Users will be able to access 10-gigabytes of shared data, unlimited calling and text messaging under the newly introduced plan. This is aimed at aggressively regaining market share lost to rival T-Mobile.
The After Effect & Market Reaction
The price cut is sending jitters among investors, as they fear the recent move by AT&T will prompt market leader Verizon (VZ) and rival telecom operators to follow suit. Verizon currently charges $100 more for the same plan, while T-Mobile charges $20 more per month (read: 3 Telecom ETFs to Watch on Huge Verizon Deal).

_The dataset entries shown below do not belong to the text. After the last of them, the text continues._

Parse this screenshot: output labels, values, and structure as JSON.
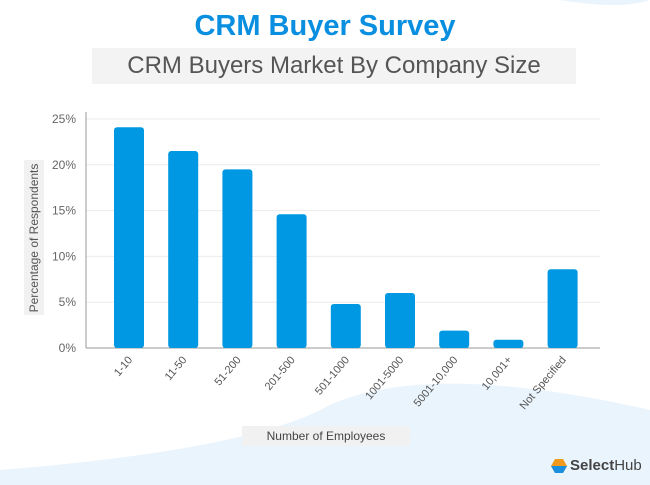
{
  "header": {
    "title": "CRM Buyer Survey",
    "subtitle": "CRM Buyers Market By Company Size"
  },
  "logo": {
    "bold": "Select",
    "rest": "Hub"
  },
  "chart_data": {
    "type": "bar",
    "title": "CRM Buyers Market By Company Size",
    "xlabel": "Number of Employees",
    "ylabel": "Percentage of Respondents",
    "categories": [
      "1-10",
      "11-50",
      "51-200",
      "201-500",
      "501-1000",
      "1001-5000",
      "5001-10,000",
      "10,001+",
      "Not Specified"
    ],
    "values": [
      24.1,
      21.5,
      19.5,
      14.6,
      4.8,
      6.0,
      1.9,
      0.9,
      8.6
    ],
    "ylim": [
      0,
      25
    ],
    "yticks": [
      "0%",
      "5%",
      "10%",
      "15%",
      "20%",
      "25%"
    ],
    "grid": true,
    "bar_color": "#0098e3"
  }
}
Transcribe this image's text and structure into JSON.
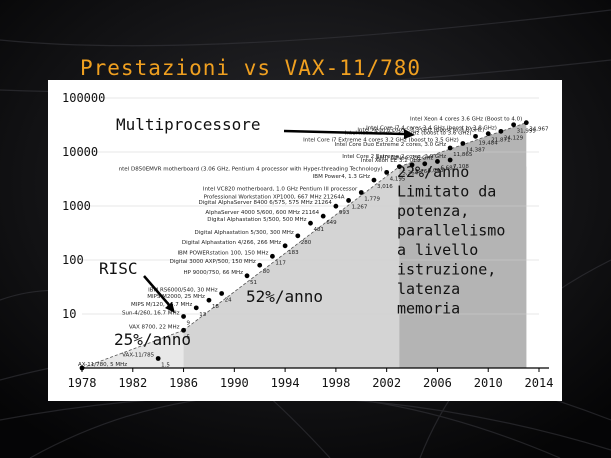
{
  "slide": {
    "title": "Prestazioni vs VAX-11/780",
    "colors": {
      "title": "#f0a020",
      "background": "#0e0e10",
      "panel": "#ffffff",
      "region_risc": "#e8e8e8",
      "region_52": "#d4d4d4",
      "region_22": "#b4b4b4"
    }
  },
  "chart_data": {
    "type": "scatter",
    "y_scale": "log",
    "ylim": [
      1,
      100000
    ],
    "xlim": [
      1978,
      2014
    ],
    "x_ticks": [
      "1978",
      "1982",
      "1986",
      "1990",
      "1994",
      "1998",
      "2002",
      "2006",
      "2010",
      "2014"
    ],
    "y_ticks": [
      {
        "value": 10,
        "label": "10"
      },
      {
        "value": 100,
        "label": "100"
      },
      {
        "value": 1000,
        "label": "1000"
      },
      {
        "value": 10000,
        "label": "10000"
      },
      {
        "value": 100000,
        "label": "100000"
      }
    ],
    "points": [
      {
        "x": 1978,
        "y": 1,
        "value": "",
        "label": "AX-11/780, 5 MHz"
      },
      {
        "x": 1984,
        "y": 1.5,
        "value": "1.5",
        "label": "VAX-11/785"
      },
      {
        "x": 1986,
        "y": 5,
        "value": "5",
        "label": "VAX 8700, 22 MHz"
      },
      {
        "x": 1986,
        "y": 9,
        "value": "9",
        "label": "Sun-4/260, 16.7 MHz"
      },
      {
        "x": 1987,
        "y": 13,
        "value": "13",
        "label": "MIPS M/120, 16.7 MHz"
      },
      {
        "x": 1988,
        "y": 18,
        "value": "18",
        "label": "MIPS M2000, 25 MHz"
      },
      {
        "x": 1989,
        "y": 24,
        "value": "24",
        "label": "IBM RS6000/540, 30 MHz"
      },
      {
        "x": 1991,
        "y": 51,
        "value": "51",
        "label": "HP 9000/750, 66 MHz"
      },
      {
        "x": 1992,
        "y": 80,
        "value": "80",
        "label": "Digital 3000 AXP/500, 150 MHz"
      },
      {
        "x": 1993,
        "y": 117,
        "value": "117",
        "label": "IBM POWERstation 100, 150 MHz"
      },
      {
        "x": 1994,
        "y": 183,
        "value": "183",
        "label": "Digital Alphastation 4/266, 266 MHz"
      },
      {
        "x": 1995,
        "y": 280,
        "value": "280",
        "label": "Digital Alphastation 5/300, 300 MHz"
      },
      {
        "x": 1996,
        "y": 481,
        "value": "481",
        "label": "Digital Alphastation 5/500, 500 MHz"
      },
      {
        "x": 1997,
        "y": 649,
        "value": "649",
        "label": "AlphaServer 4000 5/600, 600 MHz 21164"
      },
      {
        "x": 1998,
        "y": 993,
        "value": "993",
        "label": "Digital AlphaServer 8400 6/575, 575 MHz 21264"
      },
      {
        "x": 1999,
        "y": 1267,
        "value": "1,267",
        "label": "Professional Workstation XP1000, 667 MHz 21264A"
      },
      {
        "x": 2000,
        "y": 1779,
        "value": "1,779",
        "label": "Intel VC820 motherboard, 1.0 GHz Pentium III processor"
      },
      {
        "x": 2001,
        "y": 3016,
        "value": "3,016",
        "label": "IBM Power4, 1.3 GHz"
      },
      {
        "x": 2002,
        "y": 4195,
        "value": "4,195",
        "label": "ntel D850EMVR motherboard (3.06 GHz, Pentium 4 processor with Hyper-threading Technology)"
      },
      {
        "x": 2003,
        "y": 5364,
        "value": "5,364",
        "label": ""
      },
      {
        "x": 2004,
        "y": 5764,
        "value": "5,764",
        "label": ""
      },
      {
        "x": 2005,
        "y": 6043,
        "value": "6,043",
        "label": "Intel Xeon EE 3.2 GHz"
      },
      {
        "x": 2006,
        "y": 6681,
        "value": "6,681",
        "label": "AMD Athlon, 2.6 GHz"
      },
      {
        "x": 2007,
        "y": 7108,
        "value": "7,108",
        "label": "Intel Core 2 Extreme 2 cores, 2.9 GHz"
      },
      {
        "x": 2007,
        "y": 11865,
        "value": "11,865",
        "label": "Intel Core Duo Extreme 2 cores, 3.0 GHz"
      },
      {
        "x": 2008,
        "y": 14387,
        "value": "14,387",
        "label": "Intel Core i7 Extreme 4 cores 3.2 GHz (boost to 3.5 GHz)"
      },
      {
        "x": 2009,
        "y": 19484,
        "value": "19,484",
        "label": "Intel Xeon 4 cores, 3.3 GHz (boost to 3.6 GHz)"
      },
      {
        "x": 2010,
        "y": 21871,
        "value": "21,871",
        "label": "Intel Xeon 6 cores, 3.3 GHz (boost to 3.6 GHz)"
      },
      {
        "x": 2011,
        "y": 24129,
        "value": "24,129",
        "label": "Intel Core i7 4 cores 3.4 GHz (boost to 3.8 GHz)"
      },
      {
        "x": 2012,
        "y": 31999,
        "value": "31,999",
        "label": ""
      },
      {
        "x": 2013,
        "y": 34967,
        "value": "34,967",
        "label": "Intel Xeon 4 cores 3.6 GHz (Boost to 4.0)"
      }
    ],
    "regions": [
      {
        "from": 1978,
        "to": 1986,
        "color": "#e8e8e8"
      },
      {
        "from": 1986,
        "to": 2003,
        "color": "#d4d4d4"
      },
      {
        "from": 2003,
        "to": 2014,
        "color": "#b4b4b4"
      }
    ],
    "annotations": {
      "multiprocessore": "Multiprocessore",
      "risc": "RISC",
      "rate_25": "25%/anno",
      "rate_52": "52%/anno",
      "rate_22_lines": [
        "22%/anno",
        "Limitato da",
        "potenza,",
        "parallelismo",
        "a livello",
        "istruzione,",
        "latenza",
        "memoria"
      ]
    }
  }
}
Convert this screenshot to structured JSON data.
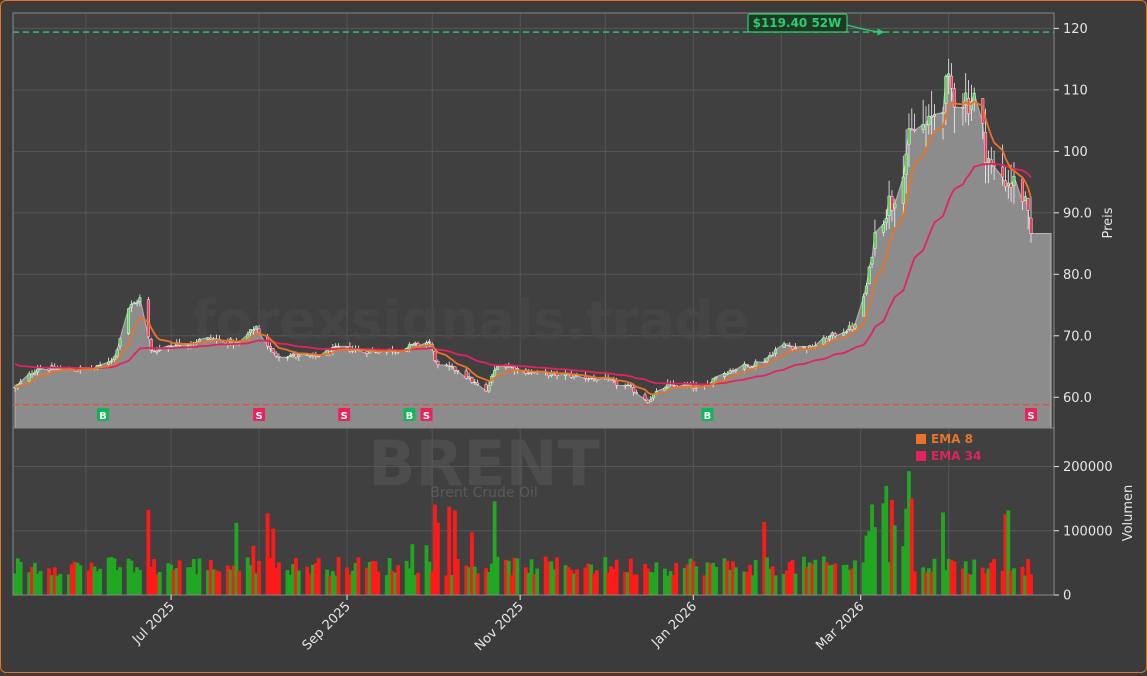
{
  "chart_data": {
    "type": "candlestick",
    "watermark_site": "forexsignals.trade",
    "watermark_symbol": "BRENT",
    "watermark_name": "Brent Crude Oil",
    "ylabel_price": "Preis",
    "ylabel_volume": "Volumen",
    "price_ylim": [
      55.0,
      122.5
    ],
    "price_ticks": [
      60,
      70,
      80,
      90,
      100,
      110,
      120
    ],
    "price_tick_labels": [
      "60.0",
      "70.0",
      "80.0",
      "90.0",
      "100",
      "110",
      "120"
    ],
    "volume_ylim": [
      0,
      260000
    ],
    "volume_ticks": [
      0,
      100000,
      200000
    ],
    "volume_tick_labels": [
      "0",
      "100000",
      "200000"
    ],
    "x_ticks": [
      {
        "date": "2025-07-01",
        "label": "Jul 2025"
      },
      {
        "date": "2025-09-01",
        "label": "Sep 2025"
      },
      {
        "date": "2025-11-01",
        "label": "Nov 2025"
      },
      {
        "date": "2026-01-01",
        "label": "Jan 2026"
      },
      {
        "date": "2026-03-01",
        "label": "Mar 2026"
      }
    ],
    "date_range": [
      "2025-05-07",
      "2026-04-30"
    ],
    "high_52w": {
      "value": 119.4,
      "label": "$119.40 52W",
      "date": "2026-03-09"
    },
    "low_line": {
      "value": 58.8
    },
    "legend": [
      {
        "name": "EMA 8",
        "color": "#e8742a"
      },
      {
        "name": "EMA 34",
        "color": "#e0245e"
      }
    ],
    "colors": {
      "up": "#22a722",
      "down": "#ff1a1a",
      "ema8": "#e8742a",
      "ema34": "#e0245e",
      "high_line": "#2ecc71",
      "low_line": "#e74c3c",
      "area": "#8c8c8c"
    },
    "close_anchors": [
      [
        "2025-05-07",
        61.5
      ],
      [
        "2025-05-15",
        64.8
      ],
      [
        "2025-05-28",
        64.5
      ],
      [
        "2025-06-05",
        64.8
      ],
      [
        "2025-06-11",
        66.5
      ],
      [
        "2025-06-16",
        74.5
      ],
      [
        "2025-06-20",
        76.0
      ],
      [
        "2025-06-24",
        67.5
      ],
      [
        "2025-07-01",
        68.5
      ],
      [
        "2025-07-15",
        69.5
      ],
      [
        "2025-07-25",
        68.8
      ],
      [
        "2025-07-31",
        71.5
      ],
      [
        "2025-08-06",
        67.0
      ],
      [
        "2025-08-20",
        66.5
      ],
      [
        "2025-08-29",
        68.0
      ],
      [
        "2025-09-10",
        67.5
      ],
      [
        "2025-09-20",
        67.8
      ],
      [
        "2025-09-30",
        69.0
      ],
      [
        "2025-10-03",
        65.0
      ],
      [
        "2025-10-10",
        64.5
      ],
      [
        "2025-10-20",
        60.8
      ],
      [
        "2025-10-24",
        65.5
      ],
      [
        "2025-11-05",
        64.0
      ],
      [
        "2025-11-20",
        63.5
      ],
      [
        "2025-12-01",
        62.8
      ],
      [
        "2025-12-10",
        61.5
      ],
      [
        "2025-12-16",
        59.5
      ],
      [
        "2025-12-23",
        62.0
      ],
      [
        "2026-01-05",
        61.5
      ],
      [
        "2026-01-09",
        63.5
      ],
      [
        "2026-01-15",
        64.5
      ],
      [
        "2026-01-26",
        66.0
      ],
      [
        "2026-02-01",
        68.5
      ],
      [
        "2026-02-11",
        68.0
      ],
      [
        "2026-02-21",
        70.5
      ],
      [
        "2026-02-27",
        71.5
      ],
      [
        "2026-03-03",
        78.0
      ],
      [
        "2026-03-06",
        86.0
      ],
      [
        "2026-03-09",
        90.5
      ],
      [
        "2026-03-12",
        92.0
      ],
      [
        "2026-03-17",
        100.0
      ],
      [
        "2026-03-21",
        104.5
      ],
      [
        "2026-03-25",
        103.5
      ],
      [
        "2026-03-28",
        108.0
      ],
      [
        "2026-04-01",
        110.0
      ],
      [
        "2026-04-05",
        109.0
      ],
      [
        "2026-04-10",
        108.5
      ],
      [
        "2026-04-16",
        97.0
      ],
      [
        "2026-04-22",
        95.5
      ],
      [
        "2026-04-27",
        93.0
      ],
      [
        "2026-04-30",
        86.0
      ]
    ],
    "signals": [
      {
        "date": "2025-06-07",
        "label": "B"
      },
      {
        "date": "2025-08-01",
        "label": "S"
      },
      {
        "date": "2025-08-31",
        "label": "S"
      },
      {
        "date": "2025-09-23",
        "label": "B"
      },
      {
        "date": "2025-09-29",
        "label": "S"
      },
      {
        "date": "2026-01-06",
        "label": "B"
      },
      {
        "date": "2026-04-30",
        "label": "S"
      }
    ]
  }
}
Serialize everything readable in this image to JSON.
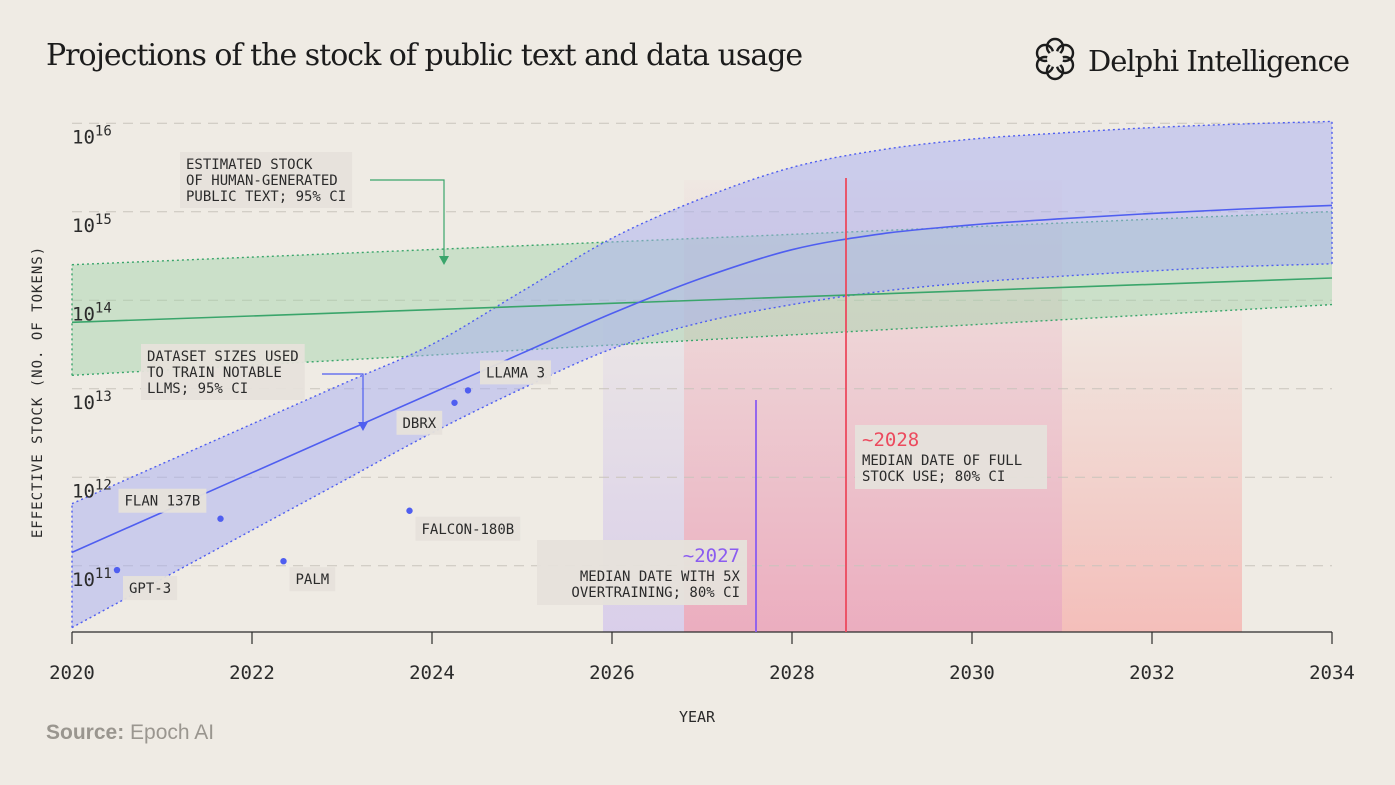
{
  "header": {
    "title": "Projections of the stock of public text and data usage",
    "brand": "Delphi Intelligence"
  },
  "footer": {
    "source_label": "Source:",
    "source_value": "Epoch AI"
  },
  "colors": {
    "background": "#efebe4",
    "stock_line": "#3aa56b",
    "stock_band": "#9fd3a8",
    "dataset_line": "#4f5ef0",
    "dataset_band": "#a8adf2",
    "purple_accent": "#8b5cf0",
    "red_accent": "#ec4a5e",
    "pink_band": "#f2a3ae"
  },
  "chart_data": {
    "type": "line",
    "xlabel": "YEAR",
    "ylabel": "EFFECTIVE STOCK (NO. OF TOKENS)",
    "xlim": [
      2020,
      2034
    ],
    "ylim_log10": [
      10.5,
      16
    ],
    "y_scale": "log",
    "x_ticks": [
      2020,
      2022,
      2024,
      2026,
      2028,
      2030,
      2032,
      2034
    ],
    "y_ticks": [
      {
        "base": "10",
        "exp": "11",
        "value": 11
      },
      {
        "base": "10",
        "exp": "12",
        "value": 12
      },
      {
        "base": "10",
        "exp": "13",
        "value": 13
      },
      {
        "base": "10",
        "exp": "14",
        "value": 14
      },
      {
        "base": "10",
        "exp": "15",
        "value": 15
      },
      {
        "base": "10",
        "exp": "16",
        "value": 16
      }
    ],
    "grid": "horizontal-dashed",
    "series": [
      {
        "key": "stock",
        "label_lines": [
          "ESTIMATED STOCK",
          "OF HUMAN-GENERATED",
          "PUBLIC TEXT; 95% CI"
        ],
        "median": {
          "x": [
            2020,
            2034
          ],
          "y": [
            14.0,
            14.5
          ]
        },
        "lower": {
          "x": [
            2020,
            2034
          ],
          "y": [
            13.4,
            14.2
          ]
        },
        "upper": {
          "x": [
            2020,
            2034
          ],
          "y": [
            14.65,
            15.25
          ]
        }
      },
      {
        "key": "dataset",
        "label_lines": [
          "DATASET SIZES USED",
          "TO TRAIN NOTABLE",
          "LLMS; 95% CI"
        ],
        "median": {
          "x": [
            2020,
            2021,
            2022,
            2023,
            2024,
            2025,
            2026,
            2027,
            2028,
            2029,
            2030,
            2031,
            2032,
            2033,
            2034
          ],
          "y": [
            11.4,
            11.85,
            12.3,
            12.75,
            13.2,
            13.65,
            14.1,
            14.5,
            14.82,
            15.0,
            15.1,
            15.17,
            15.23,
            15.28,
            15.32
          ]
        },
        "lower": {
          "x": [
            2020,
            2021,
            2022,
            2023,
            2024,
            2025,
            2026,
            2027,
            2028,
            2029,
            2030,
            2031,
            2032,
            2033,
            2034
          ],
          "y": [
            10.55,
            11.1,
            11.65,
            12.2,
            12.75,
            13.25,
            13.7,
            14.0,
            14.2,
            14.35,
            14.45,
            14.52,
            14.58,
            14.63,
            14.66
          ]
        },
        "upper": {
          "x": [
            2020,
            2021,
            2022,
            2023,
            2024,
            2025,
            2026,
            2027,
            2028,
            2029,
            2030,
            2031,
            2032,
            2033,
            2034
          ],
          "y": [
            11.95,
            12.4,
            12.85,
            13.3,
            13.75,
            14.35,
            14.95,
            15.4,
            15.75,
            15.95,
            16.07,
            16.14,
            16.2,
            16.24,
            16.27
          ]
        }
      }
    ],
    "models": [
      {
        "name": "GPT-3",
        "x": 2020.5,
        "y": 11.2,
        "label_pos": "below-right"
      },
      {
        "name": "FLAN 137B",
        "x": 2021.65,
        "y": 11.78,
        "label_pos": "above-left"
      },
      {
        "name": "PALM",
        "x": 2022.35,
        "y": 11.3,
        "label_pos": "below-right"
      },
      {
        "name": "FALCON-180B",
        "x": 2023.75,
        "y": 11.87,
        "label_pos": "below-right"
      },
      {
        "name": "DBRX",
        "x": 2024.25,
        "y": 13.09,
        "label_pos": "below-left"
      },
      {
        "name": "LLAMA 3",
        "x": 2024.4,
        "y": 13.23,
        "label_pos": "above-right"
      }
    ],
    "regions": [
      {
        "key": "purple",
        "x": [
          2025.9,
          2026.8
        ],
        "color": "#d8cdea"
      },
      {
        "key": "pink-80ci",
        "x": [
          2026.8,
          2031
        ],
        "color": "#ebaabd"
      },
      {
        "key": "pink-outer",
        "x": [
          2031,
          2033
        ],
        "color": "#f4bcb8"
      }
    ],
    "annotations": [
      {
        "key": "a2027",
        "x": 2027.6,
        "headline": "~2027",
        "text_lines": [
          "MEDIAN DATE WITH 5X",
          "OVERTRAINING; 80% CI"
        ],
        "color": "#8b5cf0"
      },
      {
        "key": "a2028",
        "x": 2028.6,
        "headline": "~2028",
        "text_lines": [
          "MEDIAN DATE OF FULL",
          "STOCK USE; 80% CI"
        ],
        "color": "#ec4a5e"
      }
    ]
  }
}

The price war is expected to drag down margins and profitability in the telecom industry. The fear of an ongoing pricing war caused all the major telecom stocks to take a beating in recent trading sessions.
ETF Impact in the session
All the eight telecom ETFs closed the trading session in the red. iShares MSCI ACWI ex US Telecommunication Services Sector Index Fund (AXTE) was the biggest loser in yesterdays trading session shedding more than 4%.
Moreover, other telecom and technology ETFs having double-digit exposure in AT&T, such as, Vanguard Telecommunication Services ETF (VOX), Fidelity MSCI Telecommunication Services Index ETF (FCOM) and iShares Global Telecom ETF (IXP) lost around 3%.